Tuning the Competition between Hydrogen and Tetrel Bonds by a Magnesium Bond.

A computational study of the complexes formed by TF3 OH (T=C, Si, Ge) with three nitrogen-containing bases NCH, NH3 , and imidazole (IM) is carried out at the MP2/aug-cc-pVTZ level. TF3 OH can participate in two different types of noncovalent interactions: a hydrogen bond (HB) involving the hydroxyl proton and a tetrel bond (TB) with the tetel atom T. The strength of the HB is largely unaffected by the identity of T while the TB is enhanced as T grows larger.

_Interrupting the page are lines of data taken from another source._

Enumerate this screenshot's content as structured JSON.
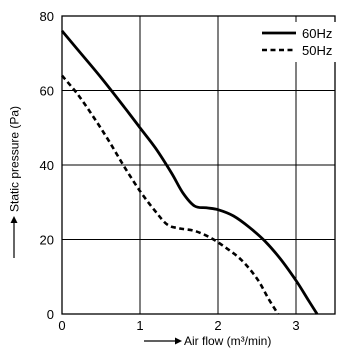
{
  "chart_data": {
    "type": "line",
    "title": "",
    "xlabel": "Air flow (m³/min)",
    "ylabel": "Static pressure (Pa)",
    "xlim": [
      0,
      3.5
    ],
    "ylim": [
      0,
      80
    ],
    "xticks": [
      0,
      1,
      2,
      3
    ],
    "yticks": [
      0,
      20,
      40,
      60,
      80
    ],
    "grid": true,
    "legend_position": "top-right",
    "series": [
      {
        "name": "60Hz",
        "style": "solid",
        "color": "#000000",
        "points": [
          [
            0,
            76
          ],
          [
            0.2,
            71
          ],
          [
            0.5,
            63.5
          ],
          [
            0.8,
            55.5
          ],
          [
            1.0,
            50
          ],
          [
            1.2,
            44.5
          ],
          [
            1.4,
            38
          ],
          [
            1.55,
            32.5
          ],
          [
            1.7,
            29
          ],
          [
            1.85,
            28.5
          ],
          [
            2.0,
            28
          ],
          [
            2.2,
            26.3
          ],
          [
            2.4,
            23.3
          ],
          [
            2.6,
            19.6
          ],
          [
            2.8,
            14.8
          ],
          [
            3.0,
            9
          ],
          [
            3.15,
            4
          ],
          [
            3.27,
            0
          ]
        ]
      },
      {
        "name": "50Hz",
        "style": "dashed",
        "color": "#000000",
        "points": [
          [
            0,
            64
          ],
          [
            0.2,
            59
          ],
          [
            0.4,
            53
          ],
          [
            0.6,
            46.5
          ],
          [
            0.8,
            39.5
          ],
          [
            1.0,
            33
          ],
          [
            1.2,
            27.5
          ],
          [
            1.35,
            24
          ],
          [
            1.5,
            23
          ],
          [
            1.7,
            22.3
          ],
          [
            1.9,
            20.5
          ],
          [
            2.1,
            17.8
          ],
          [
            2.3,
            14.5
          ],
          [
            2.5,
            9.5
          ],
          [
            2.65,
            4
          ],
          [
            2.77,
            0
          ]
        ]
      }
    ]
  }
}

The HB is preferred over the TB for most systems, with the exception of GeF3 OH with either NH3 or IM. MgCl2 engages in a Mg⋅⋅⋅O Magnesium bond (Mg-bond) with the TF3 OH O atom, which cooperatively enhances both the HB and TB. The HB strengthening is particularly large for the NH3 or IM bases, and especially for CF3 OH, but is slowly reduced as the T atom grows larger. The TB enhancement, on the other hand, behaves in the opposite fashion, accelerating for the larger T atoms. As a bottom line, the Mg-bond generally reinforces and accentuates the preference for the HB or TB that is already present in the dimer. The Mg-bond is also responsible for a proton transfer in the HB configurations with NH3 and IM.